Forte de son réseau diplomatique et culturel actif, notre pays entretient des relations suivies, tant du côté israélien que du côté palestinien, mais sa voix et sa « voilure » restreinte portent moins qu’à l’époque du général de Gaulle. Si la France conserve sa capacité à parler à tout le monde, ce qui est éminemment souhaitable, c’est surtout sa capacité à être entendue, à peser, qui s’est dégradée, et pas seulement au Proche-Orient. Sans doute aussi notre action internationale manque-t-elle d’une grande vision, d’un nouveau souffle.

De leurs côtés, les États-Unis, et particulièrement le Président Trump, qualifié par le gouvernement israélien de « plus grand ami qu’Israël ait jamais eu à la Maison-Blanche », avancent sans nuance. Le lien indéfectible avec Israël et les intérêts immédiats priment sur tout le reste, sans égard pour l’avis des alliés européens et les conséquences locales. Comment pourrait-il en être autrement ? Au moment où l’avenir des relations transatlantiques n’a jamais été aussi incertain, les désaccords politiques nombreux et le contentieux commercial à vif, l’Amérique suit son propre agenda.

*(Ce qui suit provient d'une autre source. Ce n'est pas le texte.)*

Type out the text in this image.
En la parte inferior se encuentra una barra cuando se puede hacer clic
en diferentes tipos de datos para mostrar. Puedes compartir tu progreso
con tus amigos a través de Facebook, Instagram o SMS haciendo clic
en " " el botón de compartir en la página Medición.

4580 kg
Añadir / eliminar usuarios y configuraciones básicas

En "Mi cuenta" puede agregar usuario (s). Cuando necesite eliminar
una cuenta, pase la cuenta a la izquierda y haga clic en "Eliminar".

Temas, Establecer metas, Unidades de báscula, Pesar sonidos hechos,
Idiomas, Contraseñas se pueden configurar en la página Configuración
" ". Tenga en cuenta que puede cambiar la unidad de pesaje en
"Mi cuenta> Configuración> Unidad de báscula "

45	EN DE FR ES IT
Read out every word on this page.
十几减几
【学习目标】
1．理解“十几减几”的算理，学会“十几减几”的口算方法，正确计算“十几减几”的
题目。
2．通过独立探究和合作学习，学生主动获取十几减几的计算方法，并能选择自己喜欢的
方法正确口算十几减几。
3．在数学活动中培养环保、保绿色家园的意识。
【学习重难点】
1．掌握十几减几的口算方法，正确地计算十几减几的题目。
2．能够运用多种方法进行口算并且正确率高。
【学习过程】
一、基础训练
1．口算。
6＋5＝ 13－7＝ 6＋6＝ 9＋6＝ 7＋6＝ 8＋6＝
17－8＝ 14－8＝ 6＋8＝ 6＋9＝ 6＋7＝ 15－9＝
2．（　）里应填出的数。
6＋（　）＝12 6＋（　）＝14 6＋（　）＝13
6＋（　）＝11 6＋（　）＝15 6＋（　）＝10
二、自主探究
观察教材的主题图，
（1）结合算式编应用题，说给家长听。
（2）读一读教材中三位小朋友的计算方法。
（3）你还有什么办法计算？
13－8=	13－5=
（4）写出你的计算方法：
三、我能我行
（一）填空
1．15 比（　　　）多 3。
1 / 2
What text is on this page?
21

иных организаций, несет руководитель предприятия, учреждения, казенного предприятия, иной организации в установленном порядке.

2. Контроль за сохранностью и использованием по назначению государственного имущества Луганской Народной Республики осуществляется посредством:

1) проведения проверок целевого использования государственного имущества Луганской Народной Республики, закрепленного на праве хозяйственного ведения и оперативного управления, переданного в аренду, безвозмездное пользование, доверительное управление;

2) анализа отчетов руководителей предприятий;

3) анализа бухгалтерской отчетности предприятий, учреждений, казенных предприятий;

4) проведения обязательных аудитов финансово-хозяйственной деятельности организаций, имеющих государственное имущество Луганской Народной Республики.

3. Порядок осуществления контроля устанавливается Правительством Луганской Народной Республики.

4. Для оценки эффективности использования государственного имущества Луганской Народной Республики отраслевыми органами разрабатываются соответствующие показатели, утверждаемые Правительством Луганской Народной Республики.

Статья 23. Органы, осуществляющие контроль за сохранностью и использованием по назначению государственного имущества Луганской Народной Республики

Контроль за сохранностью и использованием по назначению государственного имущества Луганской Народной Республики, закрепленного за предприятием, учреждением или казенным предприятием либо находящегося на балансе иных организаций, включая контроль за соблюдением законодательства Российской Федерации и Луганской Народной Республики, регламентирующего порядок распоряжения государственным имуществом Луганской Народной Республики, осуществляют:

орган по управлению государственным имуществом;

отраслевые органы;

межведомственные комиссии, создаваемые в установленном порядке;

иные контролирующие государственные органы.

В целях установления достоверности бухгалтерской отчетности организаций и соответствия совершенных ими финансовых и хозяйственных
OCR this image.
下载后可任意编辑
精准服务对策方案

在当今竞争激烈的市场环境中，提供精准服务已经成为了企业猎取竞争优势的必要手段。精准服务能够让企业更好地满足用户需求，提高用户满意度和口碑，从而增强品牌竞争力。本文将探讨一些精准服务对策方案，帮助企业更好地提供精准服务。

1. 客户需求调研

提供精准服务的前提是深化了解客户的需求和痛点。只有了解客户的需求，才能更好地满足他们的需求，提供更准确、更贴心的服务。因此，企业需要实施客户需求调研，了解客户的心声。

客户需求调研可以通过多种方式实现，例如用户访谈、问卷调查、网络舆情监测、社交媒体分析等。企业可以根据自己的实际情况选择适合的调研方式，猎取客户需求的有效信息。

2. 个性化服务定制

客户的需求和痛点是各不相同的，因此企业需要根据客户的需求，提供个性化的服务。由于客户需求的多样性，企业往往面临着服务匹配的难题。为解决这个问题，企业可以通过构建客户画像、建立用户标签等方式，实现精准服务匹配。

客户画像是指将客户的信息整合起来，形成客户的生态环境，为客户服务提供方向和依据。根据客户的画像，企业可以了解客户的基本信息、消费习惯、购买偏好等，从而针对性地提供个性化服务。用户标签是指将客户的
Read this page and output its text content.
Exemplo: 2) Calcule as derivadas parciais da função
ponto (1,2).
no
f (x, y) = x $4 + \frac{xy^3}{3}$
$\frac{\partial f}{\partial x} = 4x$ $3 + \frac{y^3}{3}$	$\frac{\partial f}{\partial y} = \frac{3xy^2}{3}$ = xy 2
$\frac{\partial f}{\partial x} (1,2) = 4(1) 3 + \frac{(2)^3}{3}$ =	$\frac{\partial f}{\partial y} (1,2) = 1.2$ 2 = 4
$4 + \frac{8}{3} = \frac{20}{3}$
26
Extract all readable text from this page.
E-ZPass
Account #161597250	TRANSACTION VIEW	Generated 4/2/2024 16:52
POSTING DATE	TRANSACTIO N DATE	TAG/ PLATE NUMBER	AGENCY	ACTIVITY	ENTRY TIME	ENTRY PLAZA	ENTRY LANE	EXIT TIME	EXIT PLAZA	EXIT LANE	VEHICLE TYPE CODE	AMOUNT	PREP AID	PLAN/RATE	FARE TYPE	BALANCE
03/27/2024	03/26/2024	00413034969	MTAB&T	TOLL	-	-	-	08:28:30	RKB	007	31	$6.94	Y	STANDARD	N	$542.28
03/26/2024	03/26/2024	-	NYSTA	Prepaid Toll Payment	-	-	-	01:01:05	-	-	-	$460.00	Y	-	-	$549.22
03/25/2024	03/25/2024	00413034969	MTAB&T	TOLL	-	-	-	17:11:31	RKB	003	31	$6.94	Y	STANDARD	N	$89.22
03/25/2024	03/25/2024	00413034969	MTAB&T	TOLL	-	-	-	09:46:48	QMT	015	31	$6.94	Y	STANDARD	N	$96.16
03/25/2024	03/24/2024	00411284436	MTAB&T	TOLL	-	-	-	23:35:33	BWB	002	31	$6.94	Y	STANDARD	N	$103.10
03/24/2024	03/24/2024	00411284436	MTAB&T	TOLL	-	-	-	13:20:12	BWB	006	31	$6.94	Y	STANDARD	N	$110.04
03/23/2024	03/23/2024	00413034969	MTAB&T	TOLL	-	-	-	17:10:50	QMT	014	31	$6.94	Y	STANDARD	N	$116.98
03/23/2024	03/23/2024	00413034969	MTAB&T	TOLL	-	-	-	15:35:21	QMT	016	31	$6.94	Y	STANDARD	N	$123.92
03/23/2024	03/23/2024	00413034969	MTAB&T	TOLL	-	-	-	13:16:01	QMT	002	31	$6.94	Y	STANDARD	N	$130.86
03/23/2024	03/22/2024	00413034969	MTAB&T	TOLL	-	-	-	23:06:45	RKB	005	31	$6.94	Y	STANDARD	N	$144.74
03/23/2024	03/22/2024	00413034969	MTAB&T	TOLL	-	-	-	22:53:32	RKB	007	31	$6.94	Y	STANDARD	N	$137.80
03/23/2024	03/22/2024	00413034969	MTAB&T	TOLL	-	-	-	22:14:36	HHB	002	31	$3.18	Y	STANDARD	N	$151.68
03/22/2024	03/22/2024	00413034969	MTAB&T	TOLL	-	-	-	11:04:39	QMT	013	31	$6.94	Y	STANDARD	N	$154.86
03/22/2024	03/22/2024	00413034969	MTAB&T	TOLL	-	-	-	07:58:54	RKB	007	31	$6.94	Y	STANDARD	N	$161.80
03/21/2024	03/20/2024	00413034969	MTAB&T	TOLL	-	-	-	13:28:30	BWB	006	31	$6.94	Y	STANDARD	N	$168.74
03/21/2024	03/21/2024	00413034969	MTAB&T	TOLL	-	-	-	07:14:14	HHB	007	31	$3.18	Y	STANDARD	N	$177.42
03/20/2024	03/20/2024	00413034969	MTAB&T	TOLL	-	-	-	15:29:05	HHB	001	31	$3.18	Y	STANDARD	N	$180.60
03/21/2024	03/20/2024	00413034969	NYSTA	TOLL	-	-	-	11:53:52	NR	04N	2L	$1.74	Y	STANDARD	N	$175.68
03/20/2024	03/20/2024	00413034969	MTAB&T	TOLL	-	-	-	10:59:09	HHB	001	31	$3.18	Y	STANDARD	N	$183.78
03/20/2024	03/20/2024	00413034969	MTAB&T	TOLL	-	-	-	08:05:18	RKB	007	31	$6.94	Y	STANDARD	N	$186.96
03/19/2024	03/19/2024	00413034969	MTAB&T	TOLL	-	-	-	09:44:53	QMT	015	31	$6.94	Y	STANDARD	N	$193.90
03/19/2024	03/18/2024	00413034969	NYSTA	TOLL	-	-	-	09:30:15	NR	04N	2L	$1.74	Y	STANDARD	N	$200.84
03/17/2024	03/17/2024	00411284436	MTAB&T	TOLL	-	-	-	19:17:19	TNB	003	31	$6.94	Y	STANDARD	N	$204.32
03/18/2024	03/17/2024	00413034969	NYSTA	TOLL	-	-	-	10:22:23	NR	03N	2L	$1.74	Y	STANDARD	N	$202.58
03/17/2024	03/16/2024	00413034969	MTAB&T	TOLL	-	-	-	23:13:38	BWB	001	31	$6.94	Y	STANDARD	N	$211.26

Le « plan Trump » a suscité de fortes inquiétudes, en raison notamment du projet de faire de Jérusalem la capitale d’Israël et du sort qu’il prévoit pour la vallée du Jourdain, propositions contestées par les Palestiniens et une partie de la communauté internationale.

Au cœur de l’« Orient compliqué », les avis divergent sur l’annexion de la vallée du Jourdain. Au-delà des seuls Palestiniens, des milliers d’Israéliens, cela a été rappelé à juste titre, ont manifesté samedi à Tel-Aviv contre le projet du gouvernement d’annexer des pans de Cisjordanie occupée. À l’inverse, pour certains de ceux qui sont installés dans la zone, « la vallée du Jourdain est une merveilleuse région… qui fait partie d’Israël ! », mais ils regrettent que le plan implique des concessions.

Alors que l’échéance du 1er juillet approche, Paris appelle toujours les autorités israéliennes « à s’abstenir de toute mesure unilatérale qui conduirait à l’annexion de tout ou partie des Territoires » occupés… pardon, « palestiniens », voulais-je dire. Lapsus révélateur…

De même, le chef de la diplomatie de l’Union européenne souligne que « la solution des deux États, avec Jérusalem comme future capitale pour les deux États, est la seule façon de garantir une paix et une stabilité durables dans la région ». Reste à savoir si les Européens pourront s’entendre – c’est souhaitable – et s’ils sont prêts à prendre des mesures concrètes pour dissuader Israël de poursuivre son plan d’annexion et, dans l’affirmative, lesquelles ? Chacun a pu constater l’effet nul de la menace de sanctions contre la Russie dans la crise ukrainienne, ainsi que les effets souvent contre-productifs des sanctions a posteriori.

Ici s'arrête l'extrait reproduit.